Running with data='a' works correctly, i.e. both the encoder and the decoder print the correct values and the data shows correctly during evaluation. With anything longer than 1 character, the decoder shows rubbish data. More precisely, the data in t.ptr in the decoder (for char str of len > 1) is non-deterministic ~ rubbish: doing int a = t.ptr[0]; cout << a; shows different values with each execution. The size however, is correct!

As tested in the answer here by myself, just encoding and decoding the str (without Weld) works fine.

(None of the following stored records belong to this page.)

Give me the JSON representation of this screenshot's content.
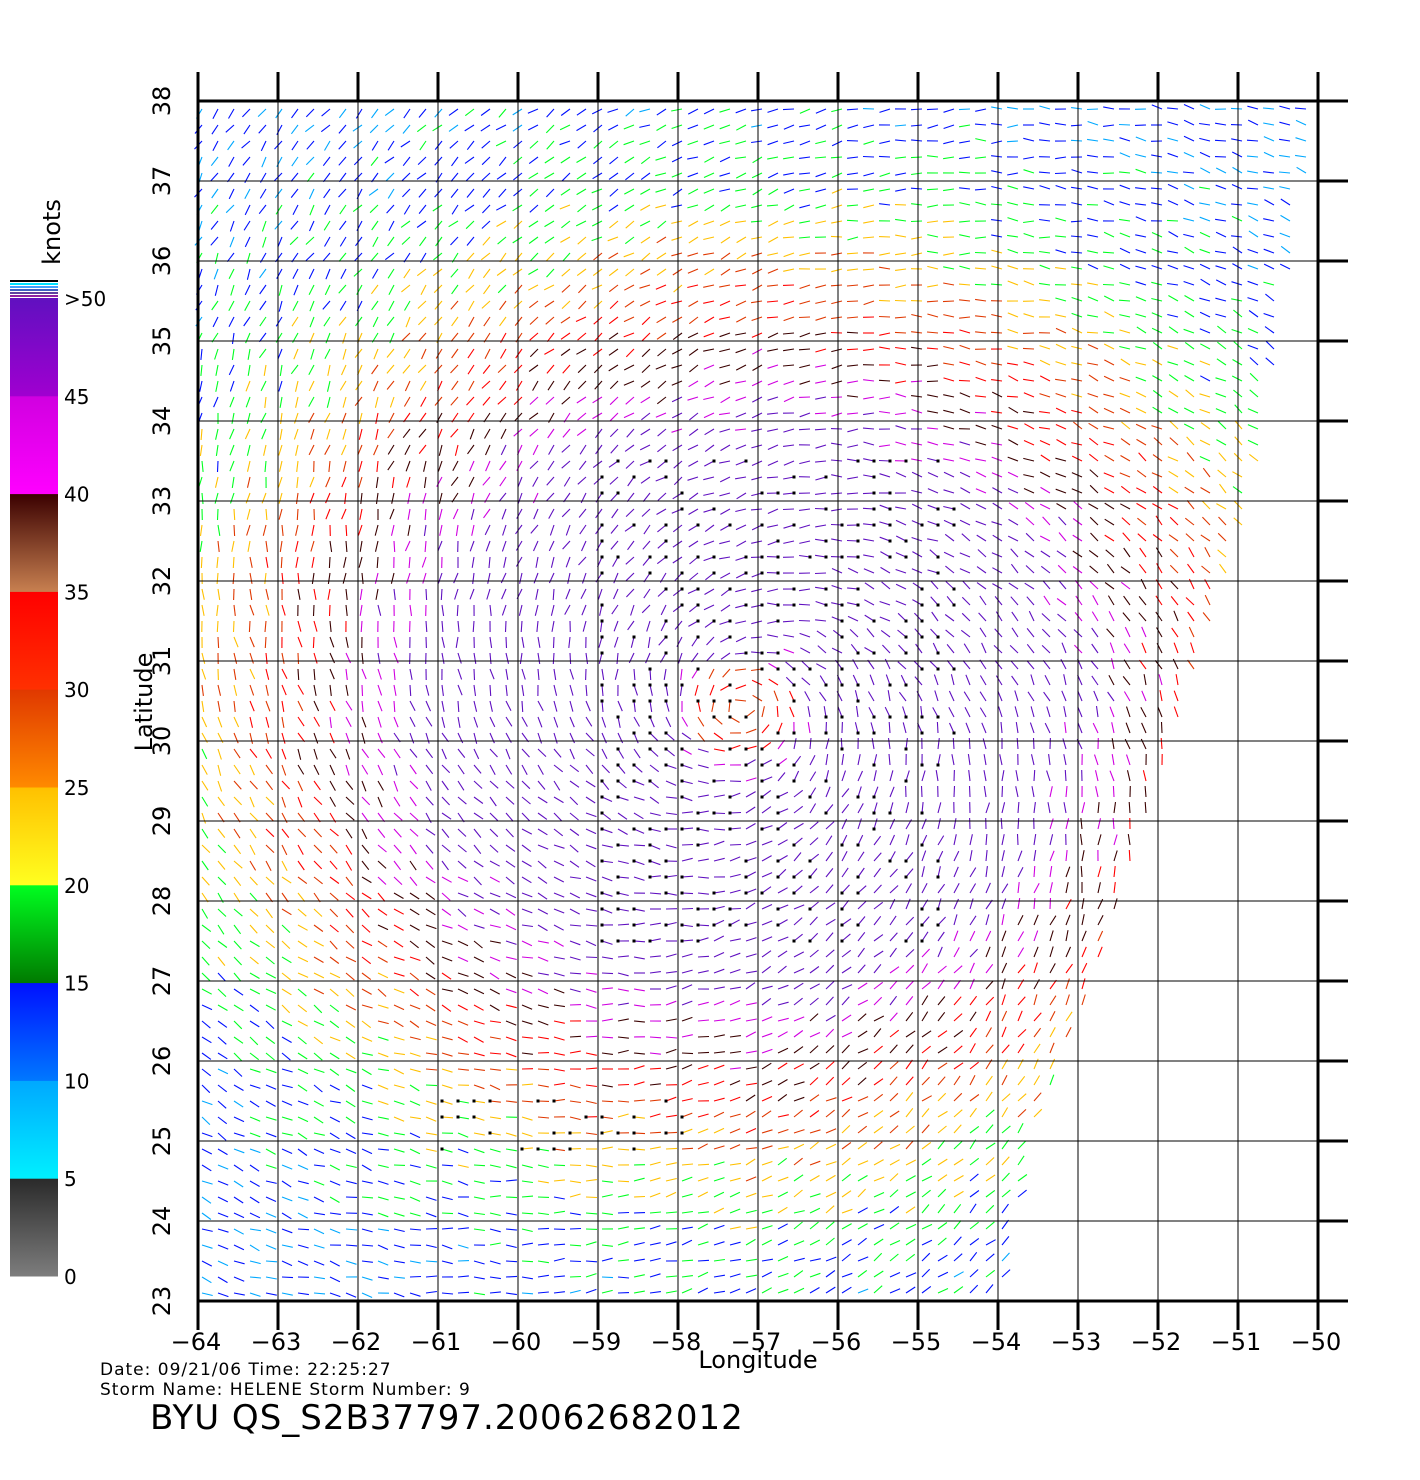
{
  "map": {
    "x_label": "Longitude",
    "y_label": "Latitude",
    "lon_ticks": [
      -64,
      -63,
      -62,
      -61,
      -60,
      -59,
      -58,
      -57,
      -56,
      -55,
      -54,
      -53,
      -52,
      -51,
      -50
    ],
    "lat_ticks": [
      23,
      24,
      25,
      26,
      27,
      28,
      29,
      30,
      31,
      32,
      33,
      34,
      35,
      36,
      37,
      38
    ],
    "lon_range": [
      -64,
      -50
    ],
    "lat_range": [
      23,
      38
    ],
    "grid": true,
    "swath_east_edge": [
      {
        "lat": 38,
        "lon": -50.0
      },
      {
        "lat": 33,
        "lon": -50.8
      },
      {
        "lat": 30,
        "lon": -51.8
      },
      {
        "lat": 27,
        "lon": -52.8
      },
      {
        "lat": 25,
        "lon": -53.6
      },
      {
        "lat": 23,
        "lon": -54.0
      }
    ],
    "wind_field": {
      "storm_center": {
        "lon": -57.2,
        "lat": 30.4
      },
      "max_speed_knots": 45,
      "rain_flagged_regions": [
        {
          "lon": [
            -59,
            -54.5
          ],
          "lat": [
            27.3,
            33.6
          ]
        },
        {
          "lon": [
            -61,
            -57.8
          ],
          "lat": [
            24.7,
            25.5
          ]
        }
      ]
    }
  },
  "colorbar": {
    "unit": "knots",
    "tick_labels": [
      "0",
      "5",
      "10",
      "15",
      "20",
      "25",
      "30",
      "35",
      "40",
      "45",
      ">50"
    ],
    "bands": [
      {
        "from": 0,
        "to": 5,
        "colors": [
          "#7d7d7d",
          "#2a2a2a"
        ]
      },
      {
        "from": 5,
        "to": 10,
        "colors": [
          "#00f0ff",
          "#00a8ff"
        ]
      },
      {
        "from": 10,
        "to": 15,
        "colors": [
          "#0078ff",
          "#0010ff"
        ]
      },
      {
        "from": 15,
        "to": 20,
        "colors": [
          "#007a00",
          "#00ff20"
        ]
      },
      {
        "from": 20,
        "to": 25,
        "colors": [
          "#ffff20",
          "#ffc000"
        ]
      },
      {
        "from": 25,
        "to": 30,
        "colors": [
          "#ff8a00",
          "#e03800"
        ]
      },
      {
        "from": 30,
        "to": 35,
        "colors": [
          "#ff3000",
          "#ff0000"
        ]
      },
      {
        "from": 35,
        "to": 40,
        "colors": [
          "#c88050",
          "#3a0000"
        ]
      },
      {
        "from": 40,
        "to": 45,
        "colors": [
          "#ff00ff",
          "#d000e0"
        ]
      },
      {
        "from": 45,
        "to": 50,
        "colors": [
          "#a000d0",
          "#6010c0"
        ]
      }
    ]
  },
  "footer": {
    "line1": "Date: 09/21/06   Time: 22:25:27",
    "line2": "Storm  Name: HELENE   Storm  Number: 9",
    "id": "BYU  QS_S2B37797.20062682012"
  }
}
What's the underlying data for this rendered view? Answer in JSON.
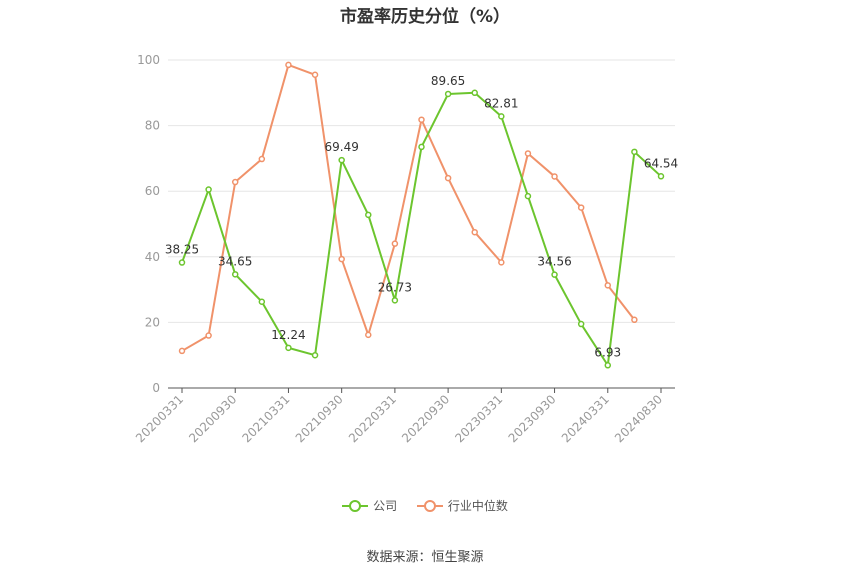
{
  "chart_data": {
    "type": "line",
    "title": "市盈率历史分位（%）",
    "ylim": [
      0,
      100
    ],
    "yticks": [
      0,
      20,
      40,
      60,
      80,
      100
    ],
    "x": [
      "20200331",
      "20200630",
      "20200930",
      "20201231",
      "20210331",
      "20210630",
      "20210930",
      "20211231",
      "20220331",
      "20220630",
      "20220930",
      "20221231",
      "20230331",
      "20230630",
      "20230930",
      "20231231",
      "20240331",
      "20240630",
      "20240830"
    ],
    "xtick_labels": [
      "20200331",
      "20200930",
      "20210331",
      "20210930",
      "20220331",
      "20220930",
      "20230331",
      "20230930",
      "20240331",
      "20240830"
    ],
    "grid": true,
    "legend_position": "bottom",
    "series": [
      {
        "name": "公司",
        "color": "#6cc52e",
        "values": [
          38.25,
          60.5,
          34.65,
          26.3,
          12.24,
          10.0,
          69.49,
          52.8,
          26.73,
          73.5,
          89.65,
          90.0,
          82.81,
          58.5,
          34.56,
          19.5,
          6.93,
          72.0,
          64.54
        ],
        "labels": {
          "0": "38.25",
          "2": "34.65",
          "4": "12.24",
          "6": "69.49",
          "8": "26.73",
          "10": "89.65",
          "12": "82.81",
          "14": "34.56",
          "16": "6.93",
          "18": "64.54"
        }
      },
      {
        "name": "行业中位数",
        "color": "#f0926a",
        "values": [
          11.3,
          16.0,
          62.8,
          69.8,
          98.5,
          95.5,
          39.3,
          16.2,
          44.0,
          81.8,
          64.0,
          47.5,
          38.3,
          71.5,
          64.5,
          55.0,
          31.3,
          20.8,
          null
        ]
      }
    ]
  },
  "source": "数据来源：恒生聚源"
}
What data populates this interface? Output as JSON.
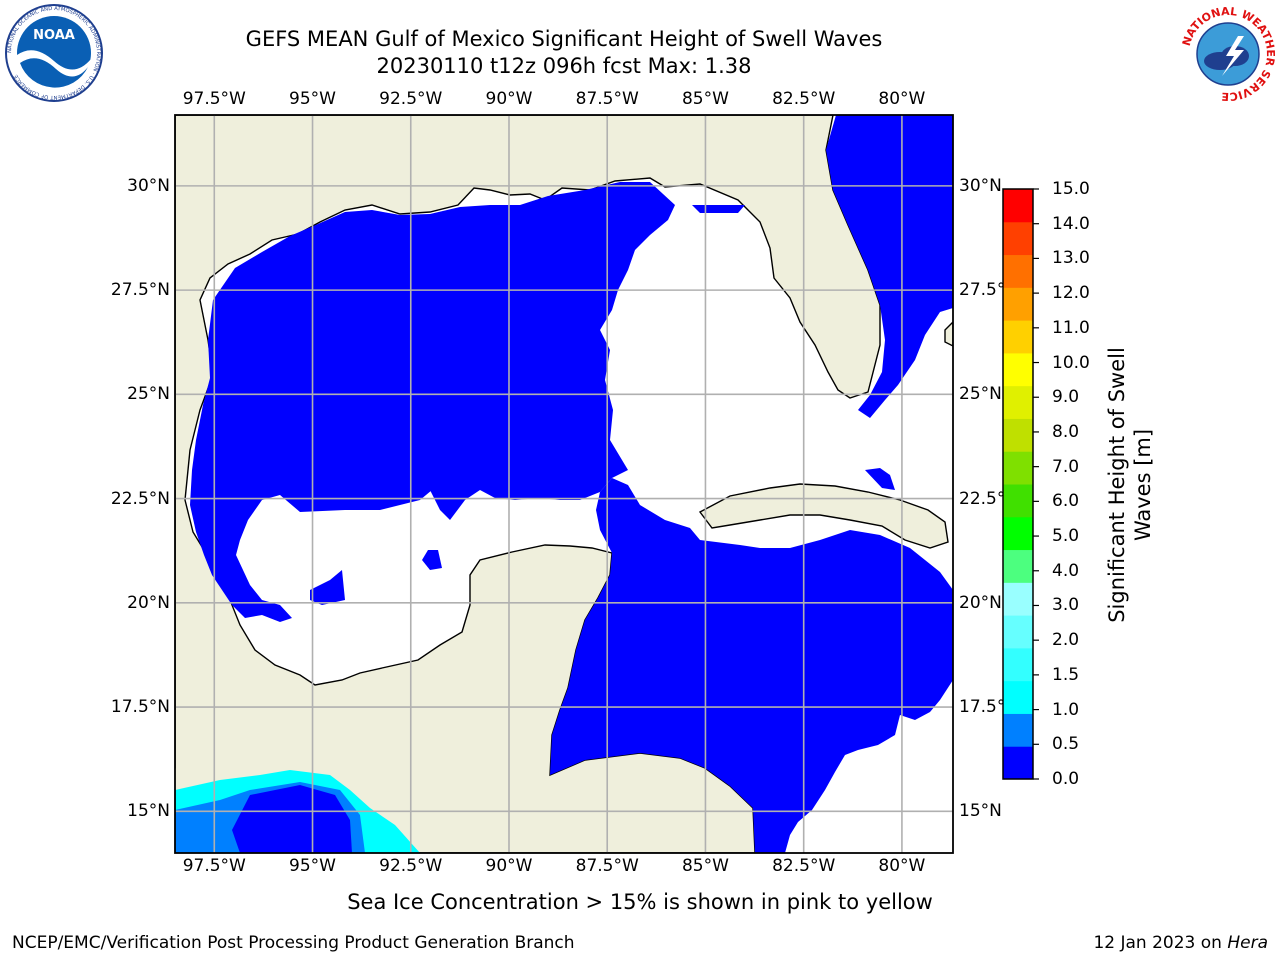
{
  "title_line1": "GEFS MEAN Gulf of Mexico Significant Height of Swell Waves",
  "title_line2": "20230110 t12z 096h fcst   Max: 1.38",
  "lon_labels": [
    "97.5°W",
    "95°W",
    "92.5°W",
    "90°W",
    "87.5°W",
    "85°W",
    "82.5°W",
    "80°W"
  ],
  "lat_labels": [
    "30°N",
    "27.5°N",
    "25°N",
    "22.5°N",
    "20°N",
    "17.5°N",
    "15°N"
  ],
  "colorbar": {
    "title": "Significant Height of Swell Waves [m]",
    "title_line1": "Significant Height of Swell",
    "title_line2": "Waves [m]",
    "ticks": [
      "15.0",
      "14.0",
      "13.0",
      "12.0",
      "11.0",
      "10.0",
      "9.0",
      "8.0",
      "7.0",
      "6.0",
      "5.0",
      "4.0",
      "3.0",
      "2.0",
      "1.5",
      "1.0",
      "0.5",
      "0.0"
    ],
    "colors_bottom_to_top": [
      "#0000ff",
      "#0080ff",
      "#00ffff",
      "#33ffff",
      "#66ffff",
      "#99ffff",
      "#4cff7f",
      "#00ff00",
      "#40e000",
      "#7fe000",
      "#bfe000",
      "#e0f000",
      "#ffff00",
      "#ffd000",
      "#ffa000",
      "#ff7000",
      "#ff4000",
      "#ff0000"
    ]
  },
  "map": {
    "lon_range": [
      -98.5,
      -78.7
    ],
    "lat_range": [
      14.0,
      31.7
    ],
    "land_color": "#efefdc",
    "water_color": "#ffffff",
    "grid": true
  },
  "footer_note": "Sea Ice Concentration > 15% is shown in pink to yellow",
  "footer_left": "NCEP/EMC/Verification Post Processing Product Generation Branch",
  "footer_date": "12 Jan 2023 on ",
  "footer_machine": "Hera",
  "noaa_logo_text": "NOAA",
  "noaa_ring_text": "NATIONAL OCEANIC AND ATMOSPHERIC ADMINISTRATION · U.S. DEPARTMENT OF COMMERCE",
  "nws_ring_text": "NATIONAL WEATHER SERVICE"
}
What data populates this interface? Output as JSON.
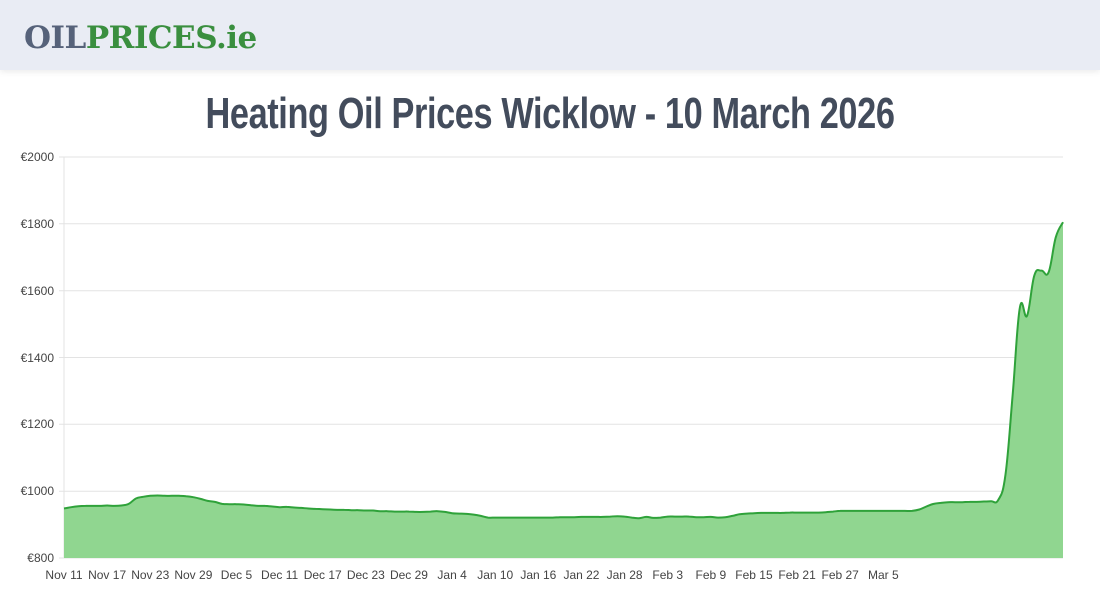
{
  "header": {
    "logo_part1": "OIL",
    "logo_part2": "PRICES.ie"
  },
  "page_title": "Heating Oil Prices Wicklow - 10 March 2026",
  "colors": {
    "header_bg": "#e9ecf4",
    "logo_dark": "#56627a",
    "logo_green": "#3a8f3f",
    "title": "#434c5c",
    "line": "#2fa23a",
    "fill": "#90d690",
    "grid": "#e3e3e3"
  },
  "chart_data": {
    "type": "area",
    "title": "Heating Oil Prices Wicklow - 10 March 2026",
    "xlabel": "",
    "ylabel": "",
    "ylim": [
      800,
      2000
    ],
    "y_ticks": [
      "€800",
      "€1000",
      "€1200",
      "€1400",
      "€1600",
      "€1800",
      "€2000"
    ],
    "y_tick_values": [
      800,
      1000,
      1200,
      1400,
      1600,
      1800,
      2000
    ],
    "x_ticks": [
      "Nov 11",
      "Nov 17",
      "Nov 23",
      "Nov 29",
      "Dec 5",
      "Dec 11",
      "Dec 17",
      "Dec 23",
      "Dec 29",
      "Jan 4",
      "Jan 10",
      "Jan 16",
      "Jan 22",
      "Jan 28",
      "Feb 3",
      "Feb 9",
      "Feb 15",
      "Feb 21",
      "Feb 27",
      "Mar 5"
    ],
    "grid": true,
    "legend": "none",
    "x_start": "Nov 11",
    "x_end": "Mar 10",
    "series": [
      {
        "name": "Heating Oil Price (Wicklow)",
        "values": [
          948,
          952,
          955,
          956,
          956,
          956,
          957,
          956,
          957,
          962,
          978,
          983,
          986,
          987,
          986,
          986,
          986,
          985,
          982,
          977,
          971,
          968,
          962,
          961,
          961,
          960,
          958,
          956,
          956,
          954,
          952,
          953,
          951,
          950,
          948,
          947,
          946,
          945,
          944,
          944,
          943,
          943,
          942,
          942,
          940,
          940,
          939,
          939,
          939,
          938,
          938,
          939,
          940,
          938,
          934,
          933,
          932,
          930,
          926,
          921,
          921,
          921,
          921,
          921,
          921,
          921,
          921,
          921,
          921,
          922,
          922,
          922,
          923,
          923,
          923,
          923,
          924,
          925,
          924,
          921,
          919,
          923,
          920,
          921,
          924,
          924,
          924,
          924,
          922,
          922,
          923,
          921,
          922,
          926,
          931,
          933,
          934,
          935,
          935,
          935,
          935,
          936,
          936,
          936,
          936,
          936,
          937,
          939,
          941,
          941,
          941,
          941,
          941,
          941,
          941,
          941,
          941,
          941,
          941,
          945,
          954,
          962,
          965,
          967,
          967,
          967,
          968,
          968,
          969,
          970,
          974,
          1050,
          1290,
          1550,
          1525,
          1645,
          1660,
          1655,
          1760,
          1805
        ]
      }
    ]
  }
}
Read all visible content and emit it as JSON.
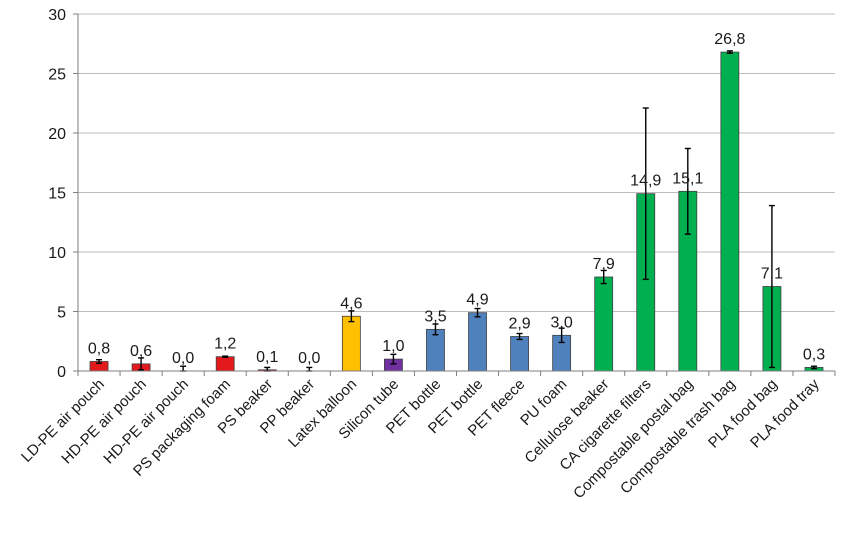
{
  "chart_data": {
    "type": "bar",
    "title": "",
    "xlabel": "",
    "ylabel": "",
    "ylim": [
      0,
      30
    ],
    "yticks": [
      0,
      5,
      10,
      15,
      20,
      25,
      30
    ],
    "grid": true,
    "legend": "none",
    "categories": [
      "LD-PE air pouch",
      "HD-PE air pouch",
      "HD-PE air pouch",
      "PS packaging foam",
      "PS beaker",
      "PP beaker",
      "Latex balloon",
      "Silicon tube",
      "PET bottle",
      "PET bottle",
      "PET fleece",
      "PU foam",
      "Cellulose beaker",
      "CA cigarette filters",
      "Compostable postal bag",
      "Compostable trash bag",
      "PLA food bag",
      "PLA food tray"
    ],
    "values": [
      0.8,
      0.6,
      0.0,
      1.2,
      0.1,
      0.0,
      4.6,
      1.0,
      3.5,
      4.9,
      2.9,
      3.0,
      7.9,
      14.9,
      15.1,
      26.8,
      7.1,
      0.3
    ],
    "value_labels": [
      "0,8",
      "0,6",
      "0,0",
      "1,2",
      "0,1",
      "0,0",
      "4,6",
      "1,0",
      "3,5",
      "4,9",
      "2,9",
      "3,0",
      "7,9",
      "14,9",
      "15,1",
      "26,8",
      "7,1",
      "0,3"
    ],
    "errors": [
      0.15,
      0.5,
      0.4,
      0.05,
      0.2,
      0.3,
      0.45,
      0.4,
      0.45,
      0.35,
      0.25,
      0.6,
      0.55,
      7.2,
      3.6,
      0.1,
      6.8,
      0.1
    ],
    "colors": [
      "#e31a1c",
      "#e31a1c",
      "#e31a1c",
      "#e31a1c",
      "#e31a1c",
      "#e31a1c",
      "#ffc000",
      "#7030a0",
      "#4f81bd",
      "#4f81bd",
      "#4f81bd",
      "#4f81bd",
      "#00b050",
      "#00b050",
      "#00b050",
      "#00b050",
      "#00b050",
      "#00b050"
    ]
  }
}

So. Is there maybe some issue with the data ~ str being freed from memory in some way, something that wouldn't happen with NumPy? It's still baffling why when the length of the str is 1, it does work.

commented

For reasons unknown to me, copying the str in the encoder seems to solve it:

extern "C"
weld::vec<uint8_t> str_to_weld_char_arr(PyObject* in) {
  int64_t dimension = (int64_t) PyString_Size(in);
  weld::vec<uint8_t> t;
  t.size = dimension;
  const char *str = PyString_AsString(in);
  const char *copied = NULL;
  copied = strdup(str);
  t.ptr = (uint8_t*) copied;
  return t;
}

Sigh Guess this can be closed.

commented

Adding Py_IncRef(in) does work, thanks! Guess internally there's some Py_DecRef call on the string before Weld can use it. Interesting though that strings of length 1 worked fine.